Bottom line, when the process can be verified buyers are willing to pay decent wages for the effort. And, they're willing to do so because preconditioned calves come with less health risk. In fact, a growing number of buyers today won't even bid on calves that haven't come through certified process verification programs. eMerge plans to unleash their model next at Blue Grass Stockyards in Lexington, KY, another CattleinfoNet Interactive Facility. That's on top of similar programs being served up by auction markets in other states via other systems. Heaven's, even animal pharmaceutical giant, Merial, has taken to offering SureHealth™ certification to producers using its products in a specified manner.

Besides economics, if folks start demanding that producers sign on the dotted line about what has and hasn't been done to an individual animal (and in some cases this requirement already exists) logic says a producer had better be able to track his animals so that no one can try to hang him with a problem he didn't create.

Ironically, when NCBA held its animal ID symposium last February, the most popular argument against an industry-wide ID system revolved around the fear of increased liability.

Herding Snakes

Actually, since customers are ultimately not going to make product traceability an option, the greater producer concern should revolve around how the industry is going to bring some standardization to an industry identification effort that is so far a mixture of all kinds of folks going their own way.

In addition to the private industry systems that exist, NCBA has an ID subcommittee that reports to the NCBA marketing committee which will presumably offer up some recommended standards at that organization's mid-year meeting in August; the National Institute for Animal Agriculture has long-standing involvement in the issue; USDA had mentioned prior to the changing of the guard that it might assemble some sort of advisory task force; certainly vendors of ID and the information systems needed to divvy up the data ought to be included.

Even as the industry tries to wrap its arms around how to harness current technology to give customers the animal welfare and food safety certification they are beginning to demand, folks like futurist, Lowell Catlett of New Mexico State University point out the verification train has left and is speeding faster and faster down the tracks.

Speaking at the recent International Animal Agriculture and Food Science Conference in Indianapolis, Catlett described a Tofu manufacturer in the Northwest who already, via bar codes on the packages, can tell not only the source of the soybeans, but the specific 10' X 10' plot where the soybeans came from that have been used in the manufacture of that particular package. “We've got to certify and we've got to get accountable in ways we never would have believed,” says Catlett.
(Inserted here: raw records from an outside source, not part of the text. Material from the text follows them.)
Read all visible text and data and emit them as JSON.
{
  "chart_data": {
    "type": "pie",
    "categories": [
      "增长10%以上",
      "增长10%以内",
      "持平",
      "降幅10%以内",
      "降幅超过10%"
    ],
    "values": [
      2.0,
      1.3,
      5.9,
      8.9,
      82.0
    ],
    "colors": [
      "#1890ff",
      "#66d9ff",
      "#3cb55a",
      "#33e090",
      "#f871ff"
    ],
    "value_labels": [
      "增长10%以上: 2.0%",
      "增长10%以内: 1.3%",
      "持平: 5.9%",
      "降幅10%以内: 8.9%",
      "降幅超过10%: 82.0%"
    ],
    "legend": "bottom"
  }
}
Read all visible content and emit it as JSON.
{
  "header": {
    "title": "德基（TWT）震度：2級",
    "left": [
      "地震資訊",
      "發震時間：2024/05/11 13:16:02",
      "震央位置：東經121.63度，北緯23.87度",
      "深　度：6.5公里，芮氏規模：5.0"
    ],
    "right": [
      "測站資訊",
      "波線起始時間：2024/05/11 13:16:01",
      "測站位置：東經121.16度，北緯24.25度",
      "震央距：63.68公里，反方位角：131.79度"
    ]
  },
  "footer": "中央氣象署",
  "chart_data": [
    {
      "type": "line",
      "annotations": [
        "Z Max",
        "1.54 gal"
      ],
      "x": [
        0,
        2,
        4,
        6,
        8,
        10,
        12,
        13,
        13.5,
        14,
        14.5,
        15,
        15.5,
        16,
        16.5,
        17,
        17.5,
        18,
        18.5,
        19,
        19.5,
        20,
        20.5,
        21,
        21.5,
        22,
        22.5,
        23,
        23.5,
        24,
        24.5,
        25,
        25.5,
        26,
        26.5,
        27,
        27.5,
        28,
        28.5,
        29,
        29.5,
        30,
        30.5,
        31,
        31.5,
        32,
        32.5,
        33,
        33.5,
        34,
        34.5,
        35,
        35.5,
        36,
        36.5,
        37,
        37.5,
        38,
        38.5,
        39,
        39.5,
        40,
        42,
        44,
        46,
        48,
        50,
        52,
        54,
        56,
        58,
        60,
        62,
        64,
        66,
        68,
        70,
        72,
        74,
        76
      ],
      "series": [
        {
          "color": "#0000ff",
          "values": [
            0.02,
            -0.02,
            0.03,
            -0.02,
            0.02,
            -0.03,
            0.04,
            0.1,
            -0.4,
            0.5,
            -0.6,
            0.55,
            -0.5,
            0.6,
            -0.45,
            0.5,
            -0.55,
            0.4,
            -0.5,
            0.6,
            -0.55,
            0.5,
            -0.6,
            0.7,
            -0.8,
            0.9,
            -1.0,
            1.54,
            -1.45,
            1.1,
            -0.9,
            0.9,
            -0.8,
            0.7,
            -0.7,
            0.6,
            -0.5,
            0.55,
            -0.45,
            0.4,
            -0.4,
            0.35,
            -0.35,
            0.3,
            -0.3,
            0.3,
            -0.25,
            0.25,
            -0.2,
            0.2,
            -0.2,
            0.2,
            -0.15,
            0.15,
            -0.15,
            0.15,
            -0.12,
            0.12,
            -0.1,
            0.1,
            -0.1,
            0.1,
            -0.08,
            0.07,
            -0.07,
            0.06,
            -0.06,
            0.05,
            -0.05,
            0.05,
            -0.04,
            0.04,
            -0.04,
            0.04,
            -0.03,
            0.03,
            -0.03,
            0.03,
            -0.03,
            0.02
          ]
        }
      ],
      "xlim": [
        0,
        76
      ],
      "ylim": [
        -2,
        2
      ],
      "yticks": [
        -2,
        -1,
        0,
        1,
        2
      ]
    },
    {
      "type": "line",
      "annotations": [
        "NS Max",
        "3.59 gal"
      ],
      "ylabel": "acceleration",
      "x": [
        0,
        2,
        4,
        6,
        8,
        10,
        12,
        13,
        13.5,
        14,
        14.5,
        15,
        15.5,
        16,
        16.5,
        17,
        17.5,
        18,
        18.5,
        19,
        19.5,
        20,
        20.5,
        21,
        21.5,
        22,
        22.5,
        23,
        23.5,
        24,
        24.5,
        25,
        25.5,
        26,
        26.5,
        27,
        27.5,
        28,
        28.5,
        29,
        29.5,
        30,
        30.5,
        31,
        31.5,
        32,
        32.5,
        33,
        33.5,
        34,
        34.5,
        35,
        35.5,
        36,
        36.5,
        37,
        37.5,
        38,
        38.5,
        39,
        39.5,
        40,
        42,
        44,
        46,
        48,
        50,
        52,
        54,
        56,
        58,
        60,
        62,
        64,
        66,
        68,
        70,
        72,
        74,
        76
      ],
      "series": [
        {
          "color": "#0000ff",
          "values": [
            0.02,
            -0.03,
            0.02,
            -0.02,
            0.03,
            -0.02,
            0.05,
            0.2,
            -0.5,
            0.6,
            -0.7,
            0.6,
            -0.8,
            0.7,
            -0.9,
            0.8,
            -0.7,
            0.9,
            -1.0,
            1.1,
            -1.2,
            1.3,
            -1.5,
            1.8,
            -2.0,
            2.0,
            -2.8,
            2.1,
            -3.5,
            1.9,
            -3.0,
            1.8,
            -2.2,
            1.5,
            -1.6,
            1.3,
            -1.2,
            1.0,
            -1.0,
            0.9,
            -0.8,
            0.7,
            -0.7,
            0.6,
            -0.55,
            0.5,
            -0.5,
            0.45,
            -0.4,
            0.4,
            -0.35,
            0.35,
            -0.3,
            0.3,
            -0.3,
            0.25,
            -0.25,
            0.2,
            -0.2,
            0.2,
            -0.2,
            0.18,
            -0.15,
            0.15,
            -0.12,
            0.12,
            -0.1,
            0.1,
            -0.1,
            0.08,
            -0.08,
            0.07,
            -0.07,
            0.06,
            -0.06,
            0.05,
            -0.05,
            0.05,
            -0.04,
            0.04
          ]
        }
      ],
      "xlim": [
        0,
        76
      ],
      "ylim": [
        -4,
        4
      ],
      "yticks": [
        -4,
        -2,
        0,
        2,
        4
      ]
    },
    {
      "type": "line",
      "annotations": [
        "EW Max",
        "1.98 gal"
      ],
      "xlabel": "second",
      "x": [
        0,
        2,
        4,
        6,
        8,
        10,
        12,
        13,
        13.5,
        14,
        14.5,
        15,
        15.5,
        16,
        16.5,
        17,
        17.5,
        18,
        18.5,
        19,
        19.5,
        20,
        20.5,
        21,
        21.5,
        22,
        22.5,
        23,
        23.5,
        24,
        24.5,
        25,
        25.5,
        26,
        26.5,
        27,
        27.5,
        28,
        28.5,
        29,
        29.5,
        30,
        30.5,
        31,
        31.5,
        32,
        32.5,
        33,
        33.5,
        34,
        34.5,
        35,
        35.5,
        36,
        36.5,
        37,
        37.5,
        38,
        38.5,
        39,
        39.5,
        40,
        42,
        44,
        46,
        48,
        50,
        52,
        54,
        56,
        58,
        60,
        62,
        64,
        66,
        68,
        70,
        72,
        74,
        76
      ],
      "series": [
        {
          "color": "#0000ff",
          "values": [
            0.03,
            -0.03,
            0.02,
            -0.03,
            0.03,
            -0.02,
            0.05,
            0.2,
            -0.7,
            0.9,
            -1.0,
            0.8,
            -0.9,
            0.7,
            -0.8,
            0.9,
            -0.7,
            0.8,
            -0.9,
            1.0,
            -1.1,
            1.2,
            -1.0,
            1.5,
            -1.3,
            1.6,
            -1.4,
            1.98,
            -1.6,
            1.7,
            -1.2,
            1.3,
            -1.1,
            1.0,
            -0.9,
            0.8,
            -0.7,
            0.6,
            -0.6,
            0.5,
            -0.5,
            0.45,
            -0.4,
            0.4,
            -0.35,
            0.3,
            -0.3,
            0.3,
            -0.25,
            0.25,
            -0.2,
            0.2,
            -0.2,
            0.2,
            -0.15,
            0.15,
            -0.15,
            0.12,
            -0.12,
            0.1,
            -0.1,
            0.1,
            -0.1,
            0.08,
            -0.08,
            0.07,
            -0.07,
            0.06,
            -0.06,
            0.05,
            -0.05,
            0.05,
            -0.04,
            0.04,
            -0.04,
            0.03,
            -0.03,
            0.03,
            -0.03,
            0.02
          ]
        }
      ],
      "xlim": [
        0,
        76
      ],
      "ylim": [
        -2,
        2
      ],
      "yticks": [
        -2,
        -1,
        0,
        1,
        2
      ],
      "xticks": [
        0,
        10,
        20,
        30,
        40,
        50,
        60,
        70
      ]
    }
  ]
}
Far-fetched as it may sound, Catlett says the world is on the threshold of combining global positioning, wireless protocol such as Blue Tooth (which allows any electronic gadget to speak with any other electronic gadget) and microscopic lasers to monitor and manage any living creature or plant around the clock. Besides untold potential to increase efficiency he says that means producers will be able to verify through a third party the job they are doing caring for their stock and land in building a safe product for consumers.

Whether or not that happens, or when, the point is that the jury which is the customer has spoken. If they are going to continue to buy beef they are going to want to know exactly where it came from, how it was grown and who is responsible.